Des entreprises et organisations agricoles françaises s’organisent pour profiter de la manne des crédits carbone. Les émissions de gaz à effet de serre « évitées » par la filière des légumineuses rapporteront 1,5 million d’euros aux coopératives de déshydratation en 2012.
L’an prochain, onze coopératives agricoles *, recouvrant une large part des surfaces cultivables de l’Hexagone, feront l’expérience de la valorisation de crédits carbone acquis grâce aux cultures de légumineuses. Cette famille botanique comprend notamment le pois protéagineux, les féveroles, le lupin doux ainsi que la luzerne, qui sont couramment cultivées en France métropolitaine. Les légumineuses sont des plantes riches en protéines qui puisent l’azote nécessaire à leur croissance dans l’atmosphère. La culture de légumineuses n’a pas besoin de fertilisation, un des postes les plus émetteurs de gaz à effet de serre en agriculture. Elle évite donc un certain niveau d’émissions.
Une méthode de calcul a été établie par l’union de coopératives InVivo avec le soutien de la branche Climat de la Caisse des dépôts (CDC), que le ministère de l’Écologie a référencée l’été dernier.
Les crédits carbone représentent des « émissions évitées » de gaz à effet de serre. Ils font partie des « marchés du carbone », comme les quotas d’émission des secteurs les plus émetteurs. Leur monnaie d’échange est la tonne d’équivalent CO2.
6 millions d’euros apportés au secteur en cinq ans
La filière de la luzerne déshydratée a été la première à intervenir sur ce marché, dans le cadre de l’expérimentation coordonnée par le ministère de l’Écologie entre 2008 et 2012.
Coop de France Déshydratation est en convention tripartite avec CDC Climat et l’électricien allemand RW, demandeurs de quotas pour produire de l’électricité à partir de lignite ou de charbon.

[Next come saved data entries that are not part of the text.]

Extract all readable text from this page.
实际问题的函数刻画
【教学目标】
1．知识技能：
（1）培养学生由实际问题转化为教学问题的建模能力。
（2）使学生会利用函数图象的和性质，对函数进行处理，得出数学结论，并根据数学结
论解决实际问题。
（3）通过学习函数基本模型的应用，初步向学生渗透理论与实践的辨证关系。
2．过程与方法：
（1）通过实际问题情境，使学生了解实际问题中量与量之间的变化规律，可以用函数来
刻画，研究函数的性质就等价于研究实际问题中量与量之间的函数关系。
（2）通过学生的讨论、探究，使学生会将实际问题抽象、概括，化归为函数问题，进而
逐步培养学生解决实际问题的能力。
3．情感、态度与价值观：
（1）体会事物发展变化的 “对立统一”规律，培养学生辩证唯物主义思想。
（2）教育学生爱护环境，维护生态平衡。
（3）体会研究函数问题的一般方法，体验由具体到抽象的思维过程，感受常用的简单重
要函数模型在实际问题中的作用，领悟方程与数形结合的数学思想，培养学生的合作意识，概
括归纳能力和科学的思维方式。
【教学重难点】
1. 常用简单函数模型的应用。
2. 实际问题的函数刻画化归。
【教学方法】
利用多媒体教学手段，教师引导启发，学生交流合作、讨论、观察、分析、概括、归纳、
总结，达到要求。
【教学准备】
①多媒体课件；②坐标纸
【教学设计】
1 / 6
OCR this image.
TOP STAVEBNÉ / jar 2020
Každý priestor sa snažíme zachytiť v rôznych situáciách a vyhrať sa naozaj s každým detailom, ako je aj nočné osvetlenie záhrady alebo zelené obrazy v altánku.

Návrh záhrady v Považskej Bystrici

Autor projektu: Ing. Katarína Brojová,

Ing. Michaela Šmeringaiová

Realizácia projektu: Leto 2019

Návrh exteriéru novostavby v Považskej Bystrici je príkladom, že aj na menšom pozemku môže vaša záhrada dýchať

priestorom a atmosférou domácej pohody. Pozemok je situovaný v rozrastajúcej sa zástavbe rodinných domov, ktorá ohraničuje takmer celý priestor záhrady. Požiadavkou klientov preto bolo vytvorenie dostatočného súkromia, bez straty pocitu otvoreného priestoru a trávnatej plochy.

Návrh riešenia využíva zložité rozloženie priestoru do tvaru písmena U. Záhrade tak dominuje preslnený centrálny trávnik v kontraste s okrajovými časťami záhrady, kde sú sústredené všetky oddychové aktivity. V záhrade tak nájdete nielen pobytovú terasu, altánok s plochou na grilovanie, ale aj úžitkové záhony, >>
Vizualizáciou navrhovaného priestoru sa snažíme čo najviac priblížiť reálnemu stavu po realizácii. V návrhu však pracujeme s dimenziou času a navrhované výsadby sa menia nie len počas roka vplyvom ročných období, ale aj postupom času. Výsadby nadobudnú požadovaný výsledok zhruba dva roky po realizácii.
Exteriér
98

Les prix convenus avec ces deux acheteurs donnent une moyenne de 10,07 euros la tonne. Un audit vient d’être rendu, qui établit les émissions évitées par la filière en 2010 à 153 410 tonnes au total. Ce tonnage sera attribué par le ministère de l’Écologie (sous réserve de validation). Cela devrait rapporter au début de 2012 plus de 1,5 million d’euros aux coopératives de déshydratation. Elles ont déjà engrangé cette année plus d’un million, qui a servi à amortir les investissements réalisés pour améliorer les bilans énergétiques. Sur l’ensemble de la période de cinq ans, plus de 650 000 tonnes pourraient être évitées et 6 millions d’euros apportés au secteur.
Déshydrater de la luzerne requiert de l’énergie. Les combustibles utilisés sont le lignite, le charbon, le gaz naturel, et de plus en plus les plaquettes forestières, le miscanthus ou le méthane issu de la fermentation de biomasse. L’énergie représente un tiers des coûts de production. Depuis trente ans, la filière est parvenue à diminuer de 60 % l’énergie consommée par tonne de produit fini. Une économie supplémentaire de 20 % est attendue de la technique du préfanage au champ.
Pour estimer les émissions évitées, l’on mesure la fixation du carbone pendant les deux ans où la culture reste en place, restituée au sol. L’on déduit l’énergie consommée de l’implantation de la luzerne à sa déshydratation. Le bilan positif (300 grammes évités par tonne de produit fini) devrait encore s’améliorer.
* Cavac, Maïsadour, Terrena, Axéréal, Terres du Sud, Cap Seine, Sèvre et Belle, Dijon Céréales, Nouricia, Champagne Céréales, EMC2.